Notes from the Field: Conversations and Context in Far-Flung Communities

By Zachary Colman | January 09, 2017 | Morocco

Zack Colman, the deputy energy and environment editor at the Christian Science Monitor, traveled to Marrakech in November 2016 as an IRP fellow reporting from the COP22 climate change conference. Here, he reflects on the value of leaving the conference halls and official statements behind for a few days to talk with farmers who had never heard the term “climate change” but had observed decades of its visible effects on their land.

 

Normally, I wouldn't categorize sleeping on a thin mattress in sub-freezing temperatures with no heat only to wake up with mysterious bug bites on my pelvis as a positive.
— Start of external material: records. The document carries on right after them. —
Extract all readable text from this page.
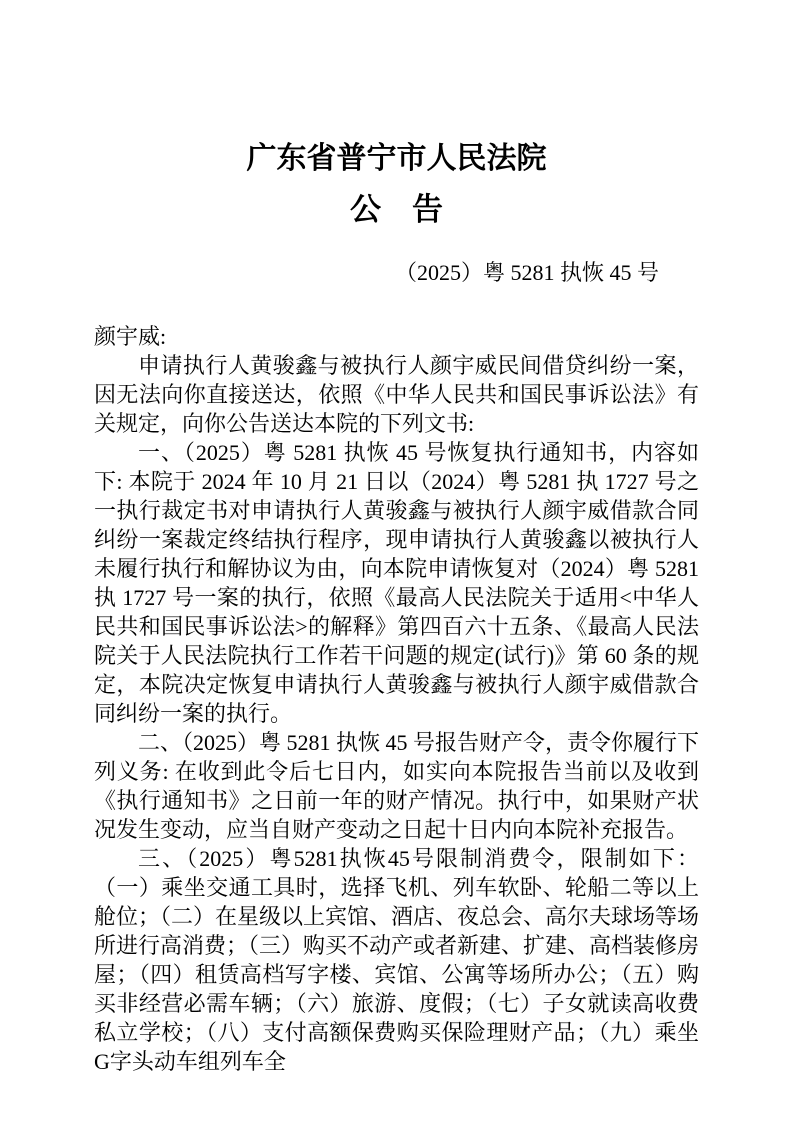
广东省普宁市人民法院
公　告
（2025）粤 5281 执恢 45 号

颜宇威:

申请执行人黄骏鑫与被执行人颜宇威民间借贷纠纷一案，因无法向你直接送达，依照《中华人民共和国民事诉讼法》有关规定，向你公告送达本院的下列文书:

一、（2025）粤 5281 执恢 45 号恢复执行通知书，内容如下: 本院于 2024 年 10 月 21 日以（2024）粤 5281 执 1727 号之一执行裁定书对申请执行人黄骏鑫与被执行人颜宇威借款合同纠纷一案裁定终结执行程序，现申请执行人黄骏鑫以被执行人未履行执行和解协议为由，向本院申请恢复对（2024）粤 5281 执 1727 号一案的执行，依照《最高人民法院关于适用<中华人民共和国民事诉讼法>的解释》第四百六十五条、《最高人民法院关于人民法院执行工作若干问题的规定(试行)》第 60 条的规定，本院决定恢复申请执行人黄骏鑫与被执行人颜宇威借款合同纠纷一案的执行。

二、（2025）粤 5281 执恢 45 号报告财产令，责令你履行下列义务: 在收到此令后七日内，如实向本院报告当前以及收到《执行通知书》之日前一年的财产情况。执行中，如果财产状况发生变动，应当自财产变动之日起十日内向本院补充报告。

三、（2025）粤5281执恢45号限制消费令，限制如下：（一）乘坐交通工具时，选择飞机、列车软卧、轮船二等以上舱位；（二）在星级以上宾馆、酒店、夜总会、高尔夫球场等场所进行高消费；（三）购买不动产或者新建、扩建、高档装修房屋；（四）租赁高档写字楼、宾馆、公寓等场所办公；（五）购买非经营必需车辆；（六）旅游、度假；（七）子女就读高收费私立学校；（八）支付高额保费购买保险理财产品；（九）乘坐G字头动车组列车全
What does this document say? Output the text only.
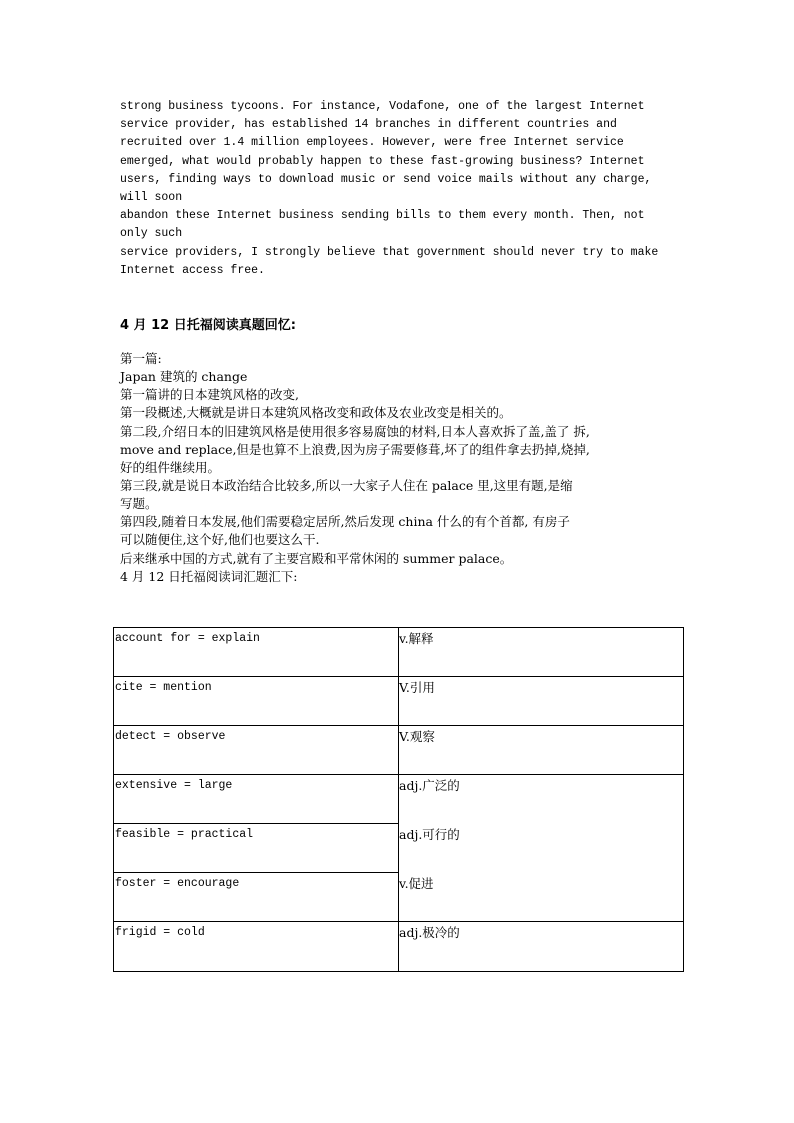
strong business tycoons. For instance, Vodafone, one of the largest Internet
service provider, has established 14 branches in different countries and
recruited over 1.4 million employees. However, were free Internet service
emerged, what would probably happen to these fast-growing business? Internet
users, finding ways to download music or send voice mails without any charge,
will soon
abandon these Internet business sending bills to them every month. Then, not
only such
service providers, I strongly believe that government should never try to make
Internet access free.
4 月 12 日托福阅读真题回忆:
第一篇:
Japan 建筑的 change
第一篇讲的日本建筑风格的改变,
第一段概述,大概就是讲日本建筑风格改变和政体及农业改变是相关的。
第二段,介绍日本的旧建筑风格是使用很多容易腐蚀的材料,日本人喜欢拆了盖,盖了 拆,
move and replace,但是也算不上浪费,因为房子需要修葺,坏了的组件拿去扔掉,烧掉,
好的组件继续用。
第三段,就是说日本政治结合比较多,所以一大家子人住在 palace 里,这里有题,是缩
写题。
第四段,随着日本发展,他们需要稳定居所,然后发现 china 什么的有个首都, 有房子
可以随便住,这个好,他们也要这么干.
后来继承中国的方式,就有了主要宫殿和平常休闲的 summer palace。
4 月 12 日托福阅读词汇题汇下:
account for = explain
cite = mention
detect = observe
extensive = large
feasible = practical
foster = encourage
frigid = cold
v.解释
V.引用
V.观察
adj.广泛的
adj.可行的
v.促进
adj.极冷的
But my trip to the High Atlas Mountains as part of the International Reporting Project's fellowship in Morocco was an exception. The accommodations were a necessary condition for getting to the country’s real stories.
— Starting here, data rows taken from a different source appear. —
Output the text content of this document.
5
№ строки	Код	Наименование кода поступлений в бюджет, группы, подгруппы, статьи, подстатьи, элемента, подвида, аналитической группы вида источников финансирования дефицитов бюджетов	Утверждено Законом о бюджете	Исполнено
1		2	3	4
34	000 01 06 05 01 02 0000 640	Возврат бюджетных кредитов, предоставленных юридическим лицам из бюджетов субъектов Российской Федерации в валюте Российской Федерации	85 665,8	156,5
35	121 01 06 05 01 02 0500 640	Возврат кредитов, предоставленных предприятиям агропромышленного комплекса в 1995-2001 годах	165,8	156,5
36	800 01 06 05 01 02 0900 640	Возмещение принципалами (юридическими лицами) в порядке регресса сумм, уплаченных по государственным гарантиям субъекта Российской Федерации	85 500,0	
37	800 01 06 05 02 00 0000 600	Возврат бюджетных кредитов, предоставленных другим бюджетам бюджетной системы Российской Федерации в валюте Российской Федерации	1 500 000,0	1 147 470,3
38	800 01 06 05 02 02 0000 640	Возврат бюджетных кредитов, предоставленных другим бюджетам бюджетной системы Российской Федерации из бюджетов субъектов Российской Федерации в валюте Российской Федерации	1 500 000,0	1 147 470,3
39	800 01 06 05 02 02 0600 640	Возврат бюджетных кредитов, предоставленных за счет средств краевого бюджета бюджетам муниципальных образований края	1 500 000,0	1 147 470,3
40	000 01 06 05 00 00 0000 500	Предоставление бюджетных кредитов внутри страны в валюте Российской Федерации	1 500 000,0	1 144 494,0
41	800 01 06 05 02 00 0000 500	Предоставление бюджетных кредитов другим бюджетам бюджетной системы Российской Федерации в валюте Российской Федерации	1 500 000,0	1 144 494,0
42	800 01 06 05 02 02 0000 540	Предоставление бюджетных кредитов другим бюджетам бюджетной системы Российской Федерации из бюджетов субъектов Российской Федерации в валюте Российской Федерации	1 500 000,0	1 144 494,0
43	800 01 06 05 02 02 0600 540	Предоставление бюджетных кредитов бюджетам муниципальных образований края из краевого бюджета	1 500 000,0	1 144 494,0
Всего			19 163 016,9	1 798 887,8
Simply put, the best part of going to another country for a story is talking to locals. It helps transform whatever empathy reporters have into something more closely resembling sympathy. It adds context, reality and life to the stories that we'd otherwise have to place phone calls to NGOs about. Why play telephone when you can get the story firsthand?
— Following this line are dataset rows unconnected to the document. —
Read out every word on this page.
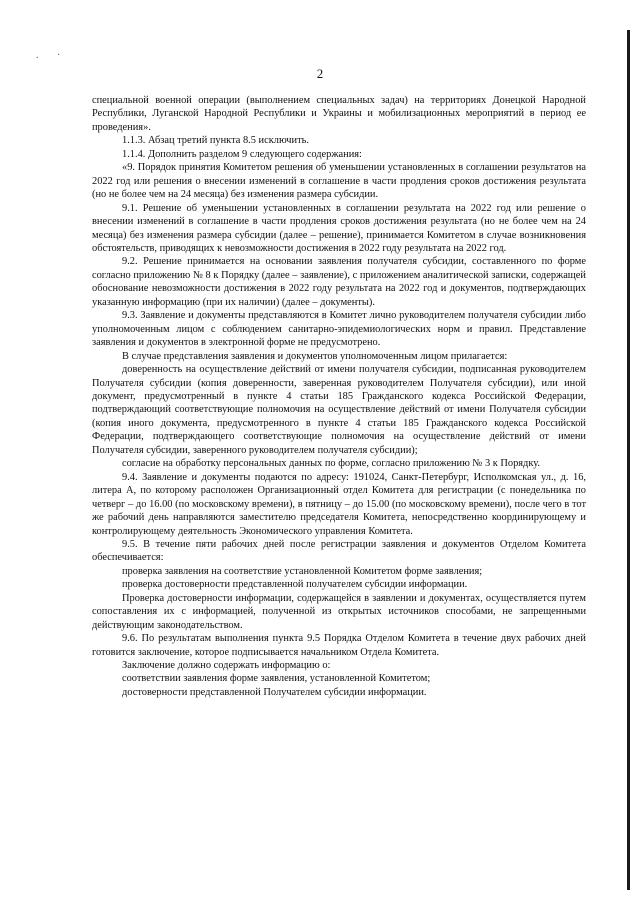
. ·
2

специальной военной операции (выполнением специальных задач) на территориях Донецкой Народной Республики, Луганской Народной Республики и Украины и мобилизационных мероприятий в период ее проведения».

1.1.3. Абзац третий пункта 8.5 исключить.

1.1.4. Дополнить разделом 9 следующего содержания:

«9. Порядок принятия Комитетом решения об уменьшении установленных в соглашении результатов на 2022 год или решения о внесении изменений в соглашение в части продления сроков достижения результата (но не более чем на 24 месяца) без изменения размера субсидии.

9.1. Решение об уменьшении установленных в соглашении результата на 2022 год или решение о внесении изменений в соглашение в части продления сроков достижения результата (но не более чем на 24 месяца) без изменения размера субсидии (далее – решение), принимается Комитетом в случае возникновения обстоятельств, приводящих к невозможности достижения в 2022 году результата на 2022 год.

9.2. Решение принимается на основании заявления получателя субсидии, составленного по форме согласно приложению № 8 к Порядку (далее – заявление), с приложением аналитической записки, содержащей обоснование невозможности достижения в 2022 году результата на 2022 год и документов, подтверждающих указанную информацию (при их наличии) (далее – документы).

9.3. Заявление и документы представляются в Комитет лично руководителем получателя субсидии либо уполномоченным лицом с соблюдением санитарно-эпидемиологических норм и правил. Представление заявления и документов в электронной форме не предусмотрено.

В случае представления заявления и документов уполномоченным лицом прилагается:

доверенность на осуществление действий от имени получателя субсидии, подписанная руководителем Получателя субсидии (копия доверенности, заверенная руководителем Получателя субсидии), или иной документ, предусмотренный в пункте 4 статьи 185 Гражданского кодекса Российской Федерации, подтверждающий соответствующие полномочия на осуществление действий от имени Получателя субсидии (копия иного документа, предусмотренного в пункте 4 статьи 185 Гражданского кодекса Российской Федерации, подтверждающего соответствующие полномочия на осуществление действий от имени Получателя субсидии, заверенного руководителем получателя субсидии);

согласие на обработку персональных данных по форме, согласно приложению № 3 к Порядку.

9.4. Заявление и документы подаются по адресу: 191024, Санкт-Петербург, Исполкомская ул., д. 16, литера А, по которому расположен Организационный отдел Комитета для регистрации (с понедельника по четверг – до 16.00 (по московскому времени), в пятницу – до 15.00 (по московскому времени), после чего в тот же рабочий день направляются заместителю председателя Комитета, непосредственно координирующему и контролирующему деятельность Экономического управления Комитета.

9.5. В течение пяти рабочих дней после регистрации заявления и документов Отделом Комитета обеспечивается:

проверка заявления на соответствие установленной Комитетом форме заявления;

проверка достоверности представленной получателем субсидии информации.

Проверка достоверности информации, содержащейся в заявлении и документах, осуществляется путем сопоставления их с информацией, полученной из открытых источников способами, не запрещенными действующим законодательством.

9.6. По результатам выполнения пункта 9.5 Порядка Отделом Комитета в течение двух рабочих дней готовится заключение, которое подписывается начальником Отдела Комитета.

Заключение должно содержать информацию о:

соответствии заявления форме заявления, установленной Комитетом;

достоверности представленной Получателем субсидии информации.
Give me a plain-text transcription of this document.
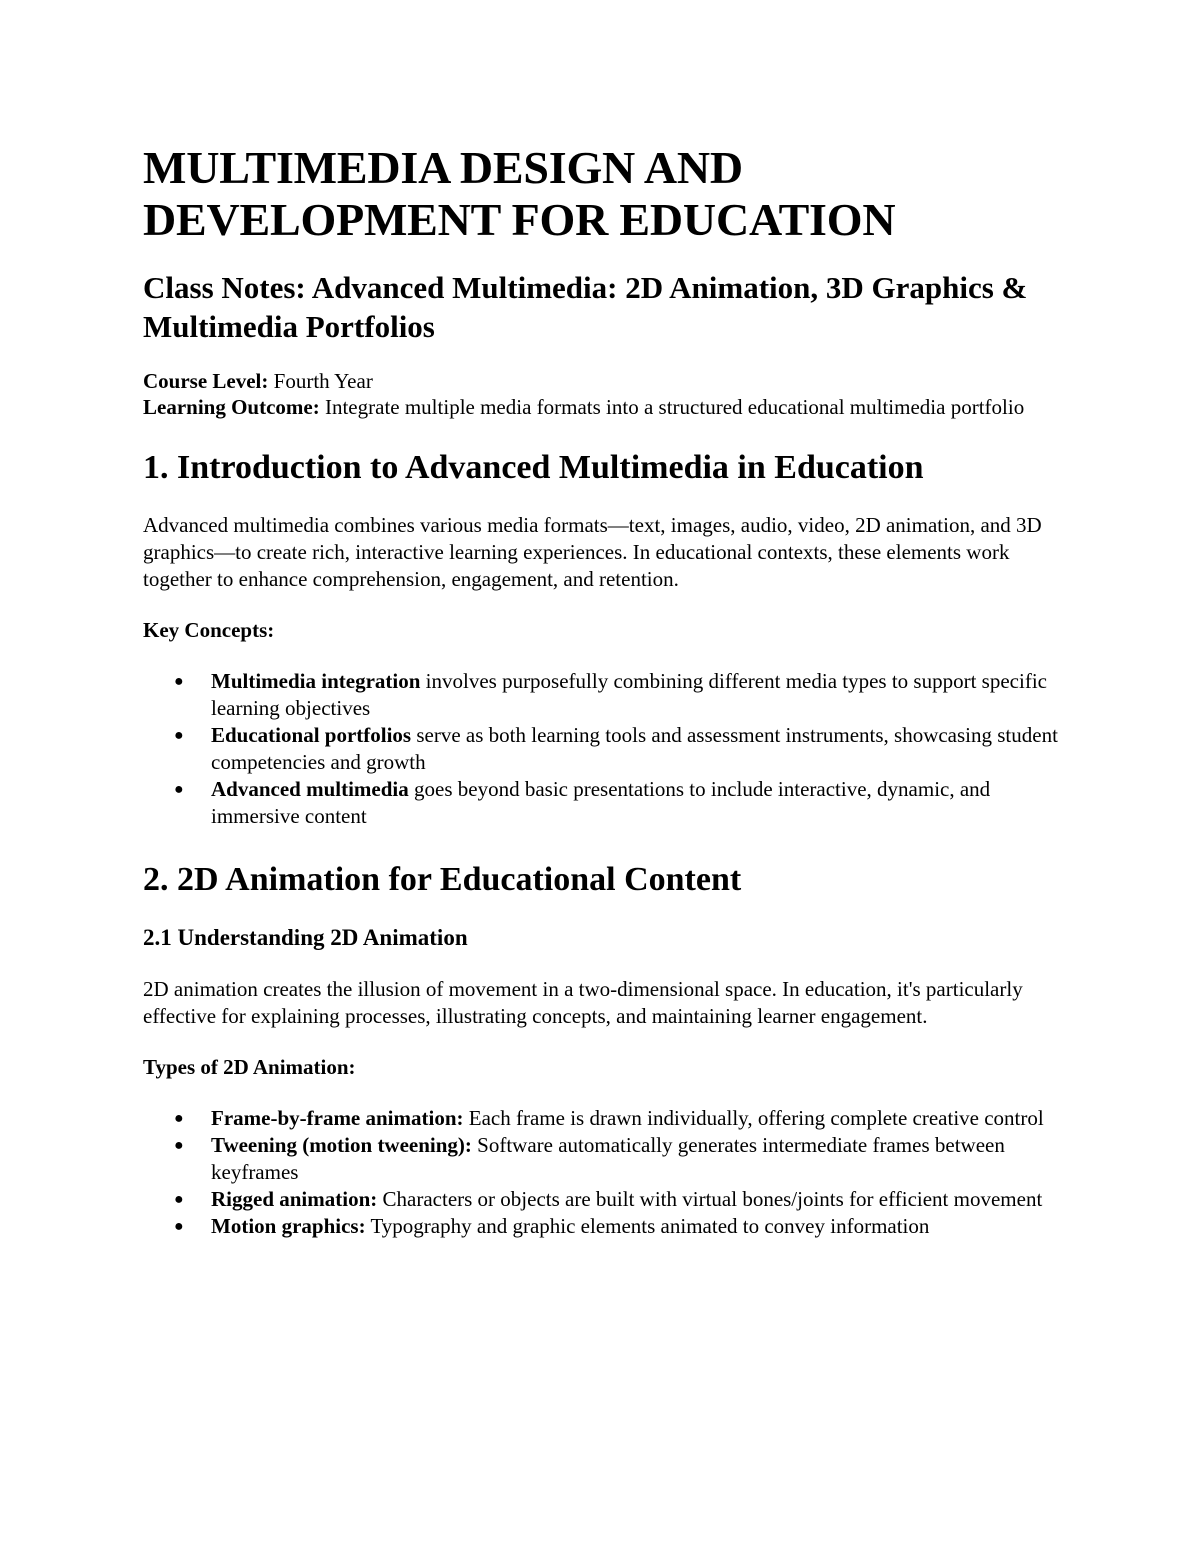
MULTIMEDIA DESIGN AND DEVELOPMENT FOR EDUCATION
Class Notes: Advanced Multimedia: 2D Animation, 3D Graphics & Multimedia Portfolios
Course Level: Fourth Year
Learning Outcome: Integrate multiple media formats into a structured educational multimedia portfolio
1. Introduction to Advanced Multimedia in Education

Advanced multimedia combines various media formats—text, images, audio, video, 2D animation, and 3D graphics—to create rich, interactive learning experiences. In educational contexts, these elements work together to enhance comprehension, engagement, and retention.

Key Concepts:

● Multimedia integration involves purposefully combining different media types to support specific learning objectives
● Educational portfolios serve as both learning tools and assessment instruments, showcasing student competencies and growth
● Advanced multimedia goes beyond basic presentations to include interactive, dynamic, and immersive content
2. 2D Animation for Educational Content
2.1 Understanding 2D Animation

2D animation creates the illusion of movement in a two-dimensional space. In education, it's particularly effective for explaining processes, illustrating concepts, and maintaining learner engagement.

Types of 2D Animation:

● Frame-by-frame animation: Each frame is drawn individually, offering complete creative control
● Tweening (motion tweening): Software automatically generates intermediate frames between keyframes
● Rigged animation: Characters or objects are built with virtual bones/joints for efficient movement
● Motion graphics: Typography and graphic elements animated to convey information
The half-day drive to get up high in the mountains to this remote village was tinvaluable. To actually see and stomp through with the farm-owner the sodden, small patch of farmland that an overflowing river had destroyed lent so much more to the story I am trying to tell about climate change, development and agriculture in rural communities.

The farmer's emotion was palpable. Hard as it was to see a man who was struggling to put into words exactly what was happening to his livelihood, that very interaction is the heart of the story — for many people, the effects of climate change are beyond their control and comprehension. Without seeing it, the conditions he and others like him face are similarly beyond comprehension for reporters like me.